I recently started learning Erlang, one of famous functional programming languages, which is also a general-purpose concurrent programming language developed by Joe Armstrong. (I love the name Armstrong. Sounds cool!) And why do I bother to learn another programming language? I think I has been influenced by The Pragmatic Programmer, which suggests programmers to pick up a new programming language once a year to fresh your mind.
Some of my experiences:
- Compared to C/C++ family’s semicolon “;” in the end of statements, Erlang’s usage of decimal point “.” is kinda interesting. It makes me think of programming as writing an essay.
- The force of variable’s name to be started with an uppercase letter (ex, “Drake” is a variable name while “drake” is not.) is so tiresome. It might destroy my left little finger one day. But it is, at least, better than using dollar signs :p
- Preventing double “pattern matching” (or variable bounding) of one variable is new to me and I am getting used to it to figure out what really benefits I can have to this restriction.

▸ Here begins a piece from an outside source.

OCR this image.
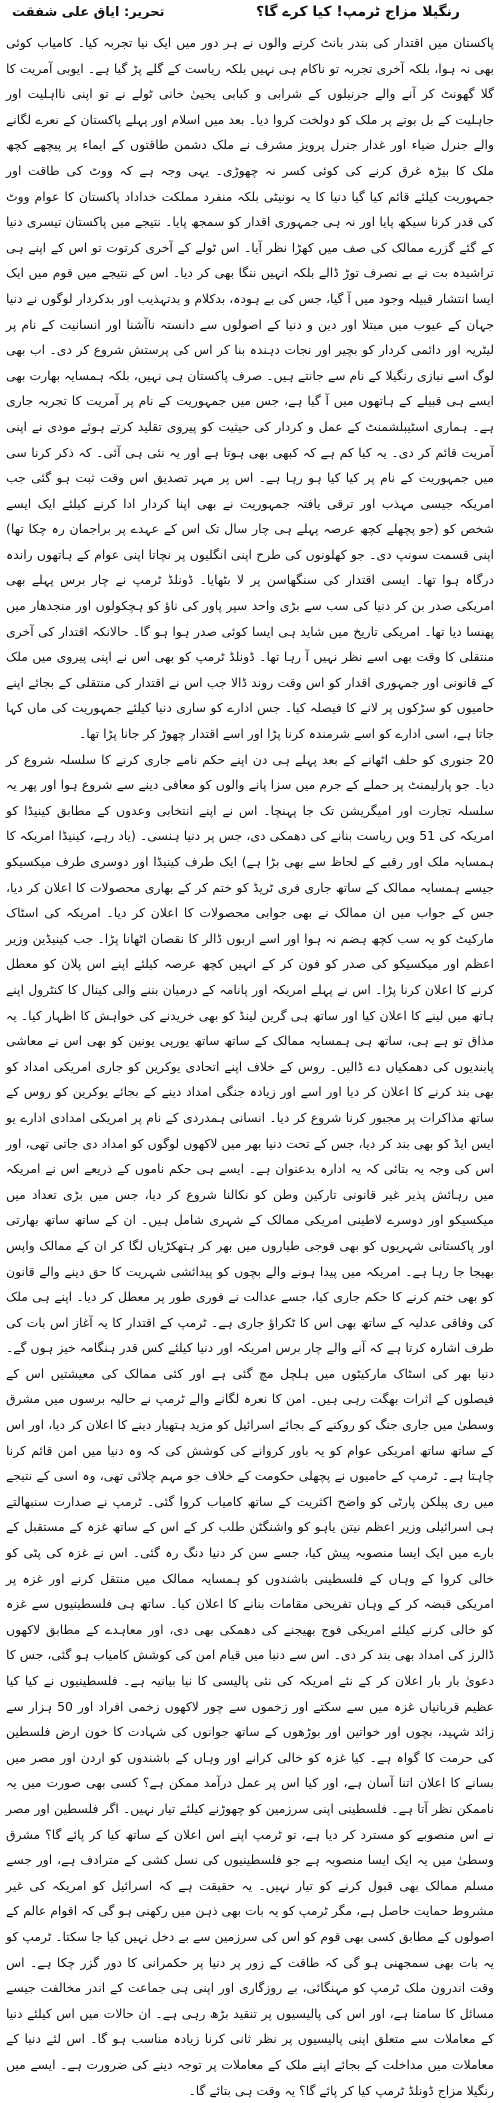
رنگیلا مزاج ٹرمپ! کیا کرے گا؟
تحریر: ایاق علی شفقت

پاکستان میں اقتدار کی بندر بانٹ کرنے والوں نے ہر دور میں ایک نیا تجربہ کیا۔ کامیاب کوئی بھی نہ ہوا، بلکہ آخری تجربہ تو ناکام ہی نہیں بلکہ ریاست کے گلے پڑ گیا ہے۔ ایوبی آمریت کا گلا گھونٹ کر آنے والے جرنیلوں کے شرابی و کبابی یحییٰ خانی ٹولے نے تو اپنی نااہلیت اور جاہلیت کے بل بوتے پر ملک کو دولخت کروا دیا۔ بعد میں اسلام اور پہلے پاکستان کے نعرے لگانے والے جنرل ضیاء اور غدار جنرل پرویز مشرف نے ملک دشمن طاقتوں کے ایماء پر پیچھے کچھ ملک کا بیڑہ غرق کرنے کی کوئی کسر نہ چھوڑی۔ یہی وجہ ہے کہ ووٹ کی طاقت اور جمہوریت کیلئے قائم کیا گیا دنیا کا یہ نونیٹی بلکہ منفرد مملکت خداداد پاکستان کا عوام ووٹ کی قدر کرنا سیکھ پایا اور نہ ہی جمہوری اقدار کو سمجھ پایا۔ نتیجے میں پاکستان تیسری دنیا کے گئے گزرے ممالک کی صف میں کھڑا نظر آیا۔ اس ٹولے کے آخری کرتوت تو اس کے اپنے ہی تراشیدہ بت نے بے نصرف توڑ ڈالے بلکہ انہیں ننگا بھی کر دیا۔ اس کے نتیجے میں قوم میں ایک ایسا انتشار قبیلہ وجود میں آ گیا، جس کی بے ہودہ، بدکلام و بدتہذیب اور بدکردار لوگوں نے دنیا جہان کے عیوب میں مبتلا اور دین و دنیا کے اصولوں سے دانستہ ناآشنا اور انسانیت کے نام پر لیٹریہ اور دائمی کردار کو بچیر اور نجات دہندہ بنا کر اس کی پرستش شروع کر دی۔ اب بھی لوگ اسے نیازی رنگیلا کے نام سے جانتے ہیں۔ صرف پاکستان ہی نہیں، بلکہ ہمسایہ بھارت بھی ایسے ہی قبیلے کے ہاتھوں میں آ گیا ہے، جس میں جمہوریت کے نام پر آمریت کا تجربہ جاری ہے۔ ہماری اسٹیبلشمنٹ کے عمل و کردار کی حیثیت کو پیروی تقلید کرتے ہوئے مودی نے اپنی آمریت قائم کر دی۔ یہ کیا کم ہے کہ کبھی بھی ہوتا ہے اور یہ نئی ہی آئی۔ کہ ذکر کرنا سی میں جمہوریت کے نام پر کیا کیا ہو رہا ہے۔ اس پر مہر تصدیق اس وقت ثبت ہو گئی جب امریکہ جیسی مہذب اور ترقی یافتہ جمہوریت نے بھی اپنا کردار ادا کرنے کیلئے ایک ایسے شخص کو (جو پچھلے کچھ عرصہ پہلے ہی چار سال تک اس کے عہدے پر براجمان رہ چکا تھا) اپنی قسمت سونپ دی۔ جو کھلونوں کی طرح اپنی انگلیوں پر نچاتا اپنی عوام کے ہاتھوں راندہ درگاہ ہوا تھا۔ ایسی اقتدار کی سنگھاسن پر لا بٹھایا۔ ڈونلڈ ٹرمپ نے چار برس پہلے بھی امریکی صدر بن کر دنیا کی سب سے بڑی واحد سپر پاور کی ناؤ کو ہچکولوں اور منجدھار میں پھنسا دیا تھا۔ امریکی تاریخ میں شاید ہی ایسا کوئی صدر ہوا ہو گا۔ حالانکہ اقتدار کی آخری منتقلی کا وقت بھی اسے نظر نہیں آ رہا تھا۔ ڈونلڈ ٹرمپ کو بھی اس نے اپنی پیروی میں ملک کے قانونی اور جمہوری اقدار کو اس وقت روند ڈالا جب اس نے اقتدار کی منتقلی کے بجائے اپنے حامیوں کو سڑکوں پر لانے کا فیصلہ کیا۔ جس ادارے کو ساری دنیا کیلئے جمہوریت کی ماں کہا جاتا ہے، اسی ادارے کو اسے شرمندہ کرنا پڑا اور اسے اقتدار چھوڑ کر جانا پڑا تھا۔

20 جنوری کو حلف اٹھانے کے بعد پہلے ہی دن اپنے حکم نامے جاری کرنے کا سلسلہ شروع کر دیا۔ جو پارلیمنٹ پر حملے کے جرم میں سزا پانے والوں کو معافی دینے سے شروع ہوا اور پھر یہ سلسلہ تجارت اور امیگریشن تک جا پہنچا۔ اس نے اپنے انتخابی وعدوں کے مطابق کینیڈا کو امریکہ کی 51 ویں ریاست بنانے کی دھمکی دی، جس پر دنیا ہنسی۔ (یاد رہے، کینیڈا امریکہ کا ہمسایہ ملک اور رقبے کے لحاظ سے بھی بڑا ہے) ایک طرف کینیڈا اور دوسری طرف میکسیکو جیسے ہمسایہ ممالک کے ساتھ جاری فری ٹریڈ کو ختم کر کے بھاری محصولات کا اعلان کر دیا، جس کے جواب میں ان ممالک نے بھی جوابی محصولات کا اعلان کر دیا۔ امریکہ کی اسٹاک مارکیٹ کو یہ سب کچھ ہضم نہ ہوا اور اسے اربوں ڈالر کا نقصان اٹھانا پڑا۔ جب کینیڈین وزیر اعظم اور میکسیکو کی صدر کو فون کر کے انہیں کچھ عرصہ کیلئے اپنے اس پلان کو معطل کرنے کا اعلان کرنا پڑا۔ اس نے پہلے امریکہ اور پانامہ کے درمیان بننے والی کینال کا کنٹرول اپنے ہاتھ میں لینے کا اعلان کیا اور ساتھ ہی گرین لینڈ کو بھی خریدنے کی خواہش کا اظہار کیا۔ یہ مذاق تو ہے ہی، ساتھ ہی ہمسایہ ممالک کے ساتھ ساتھ یورپی یونین کو بھی اس نے معاشی پابندیوں کی دھمکیاں دے ڈالیں۔ روس کے خلاف اپنے اتحادی یوکرین کو جاری امریکی امداد کو بھی بند کرنے کا اعلان کر دیا اور اسے اور زیادہ جنگی امداد دینے کے بجائے یوکرین کو روس کے ساتھ مذاکرات پر مجبور کرنا شروع کر دیا۔ انسانی ہمدردی کے نام پر امریکی امدادی ادارے یو ایس ایڈ کو بھی بند کر دیا، جس کے تحت دنیا بھر میں لاکھوں لوگوں کو امداد دی جاتی تھی، اور اس کی وجہ یہ بتائی کہ یہ ادارہ بدعنوان ہے۔ ایسے ہی حکم ناموں کے ذریعے اس نے امریکہ میں رہائش پذیر غیر قانونی تارکین وطن کو نکالنا شروع کر دیا، جس میں بڑی تعداد میں میکسیکو اور دوسرے لاطینی امریکی ممالک کے شہری شامل ہیں۔ ان کے ساتھ ساتھ بھارتی اور پاکستانی شہریوں کو بھی فوجی طیاروں میں بھر کر ہتھکڑیاں لگا کر ان کے ممالک واپس بھیجا جا رہا ہے۔ امریکہ میں پیدا ہونے والے بچوں کو پیدائشی شہریت کا حق دینے والے قانون کو بھی ختم کرنے کا حکم جاری کیا، جسے عدالت نے فوری طور پر معطل کر دیا۔ اپنے ہی ملک کی وفاقی عدلیہ کے ساتھ بھی اس کا ٹکراؤ جاری ہے۔ ٹرمپ کے اقتدار کا یہ آغاز اس بات کی طرف اشارہ کرتا ہے کہ آنے والے چار برس امریکہ اور دنیا کیلئے کس قدر ہنگامہ خیز ہوں گے۔ دنیا بھر کی اسٹاک مارکیٹوں میں ہلچل مچ گئی ہے اور کئی ممالک کی معیشتیں اس کے فیصلوں کے اثرات بھگت رہی ہیں۔ امن کا نعرہ لگانے والے ٹرمپ نے حالیہ برسوں میں مشرق وسطیٰ میں جاری جنگ کو روکنے کے بجائے اسرائیل کو مزید ہتھیار دینے کا اعلان کر دیا، اور اس کے ساتھ ساتھ امریکی عوام کو یہ باور کروانے کی کوشش کی کہ وہ دنیا میں امن قائم کرنا چاہتا ہے۔ ٹرمپ کے حامیوں نے پچھلی حکومت کے خلاف جو مہم چلائی تھی، وہ اسی کے نتیجے میں ری پبلکن پارٹی کو واضح اکثریت کے ساتھ کامیاب کروا گئی۔ ٹرمپ نے صدارت سنبھالتے ہی اسرائیلی وزیر اعظم نیتن یاہو کو واشنگٹن طلب کر کے اس کے ساتھ غزہ کے مستقبل کے بارے میں ایک ایسا منصوبہ پیش کیا، جسے سن کر دنیا دنگ رہ گئی۔ اس نے غزہ کی پٹی کو خالی کروا کے وہاں کے فلسطینی باشندوں کو ہمسایہ ممالک میں منتقل کرنے اور غزہ پر امریکی قبضہ کر کے وہاں تفریحی مقامات بنانے کا اعلان کیا۔ ساتھ ہی فلسطینیوں سے غزہ کو خالی کرنے کیلئے امریکی فوج بھیجنے کی دھمکی بھی دی، اور معاہدے کے مطابق لاکھوں ڈالرز کی امداد بھی بند کر دی۔ اس سے دنیا میں قیام امن کی کوشش کامیاب ہو گئی، جس کا دعویٰ بار بار اعلان کر کے نئے امریکہ کی نئی پالیسی کا نیا بیانیہ ہے۔ فلسطینیوں نے کیا کیا عظیم قربانیاں غزہ میں سے سکتے اور زخموں سے چور لاکھوں زخمی افراد اور 50 ہزار سے زائد شہید، بچوں اور خواتین اور بوڑھوں کے ساتھ جوانوں کی شہادت کا خون ارض فلسطین کی حرمت کا گواہ ہے۔ کیا غزہ کو خالی کرانے اور وہاں کے باشندوں کو اردن اور مصر میں بسانے کا اعلان اتنا آسان ہے، اور کیا اس پر عمل درآمد ممکن ہے؟ کسی بھی صورت میں یہ ناممکن نظر آتا ہے۔ فلسطینی اپنی سرزمین کو چھوڑنے کیلئے تیار نہیں۔ اگر فلسطین اور مصر نے اس منصوبے کو مسترد کر دیا ہے، تو ٹرمپ اپنے اس اعلان کے ساتھ کیا کر پائے گا؟ مشرق وسطیٰ میں یہ ایک ایسا منصوبہ ہے جو فلسطینیوں کی نسل کشی کے مترادف ہے، اور جسے مسلم ممالک بھی قبول کرنے کو تیار نہیں۔ یہ حقیقت ہے کہ اسرائیل کو امریکہ کی غیر مشروط حمایت حاصل ہے، مگر ٹرمپ کو یہ بات بھی ذہن میں رکھنی ہو گی کہ اقوام عالم کے اصولوں کے مطابق کسی بھی قوم کو اس کی سرزمین سے بے دخل نہیں کیا جا سکتا۔ ٹرمپ کو یہ بات بھی سمجھنی ہو گی کہ طاقت کے زور پر دنیا پر حکمرانی کا دور گزر چکا ہے۔ اس وقت اندرون ملک ٹرمپ کو مہنگائی، بے روزگاری اور اپنی ہی جماعت کے اندر مخالفت جیسے مسائل کا سامنا ہے، اور اس کی پالیسیوں پر تنقید بڑھ رہی ہے۔ ان حالات میں اس کیلئے دنیا کے معاملات سے متعلق اپنی پالیسیوں پر نظر ثانی کرنا زیادہ مناسب ہو گا۔ اس لئے دنیا کے معاملات میں مداخلت کے بجائے اپنے ملک کے معاملات پر توجہ دینے کی ضرورت ہے۔ ایسے میں رنگیلا مزاج ڈونلڈ ٹرمپ کیا کر پائے گا؟ یہ وقت ہی بتائے گا۔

- The built-in data type, integer, is kinda like Big-Num, which I love so much!
- The meaning of “=” is not assignment but “pattern matching” guides me to the ideas of no-side-effects in FP.
- Some mathematic or arithmetic operators are so weird:
- “>=”, but “=<” ?! (not “<=")
- “=:=” means equality testing.
- “or” and “orelse” are different.
- In some context, “;” is semantically equal to OR; while “,” is AND.
- The braces “{}” are used for data type, Tuple, is not that familiar to me cause I have already used to Python’s way by parenthesis “()”.
- Making usage of Tuple for record (or struct in C way) is not that cool for Dictionary for that in Python.
- Claus, the great way to express some function definition in more mathematic way. It somehow looks like polymorphism in OOP and I love this more than OOP way!! Ex.
area({rectangle, Width, Ht}) -> Width * Ht;
area({circle, R}) -> 3.14159 * R * R.
- The different syntax for “function definition” and “claus definition” troubles me sometimes. (put “end” in the end of fun()…)
- The Erlang shell’s auto-completion is kinda weak when I am used to ipython’s convenience.
- The functional way to describe/define the function has so much fun!!!
- List comprehensions in Erlang seems more powerful than in Python. Check this out:
pythag(N) ->
[ {A,B,C} ||
A <- lists:seq(1,N),
B <- lists:seq(1,N),
C <- lists:seq(1,N),
A+B+C =< N,
AA+BB =:= C*C
].
> lib_misc:pythag(40).
[{3,4,5},
{4,3,5},
{5,12,13},
{6,8,10},
{8,6,10},
{8,15,17},
{9,12,15},
{12,5,13},
{12,9,15},
{15,8,17}]
- Still, I have to say, “the Erlang shell is so weak!”. I think a powerful shell is the necessary to make a learning programmer happy and easy-life.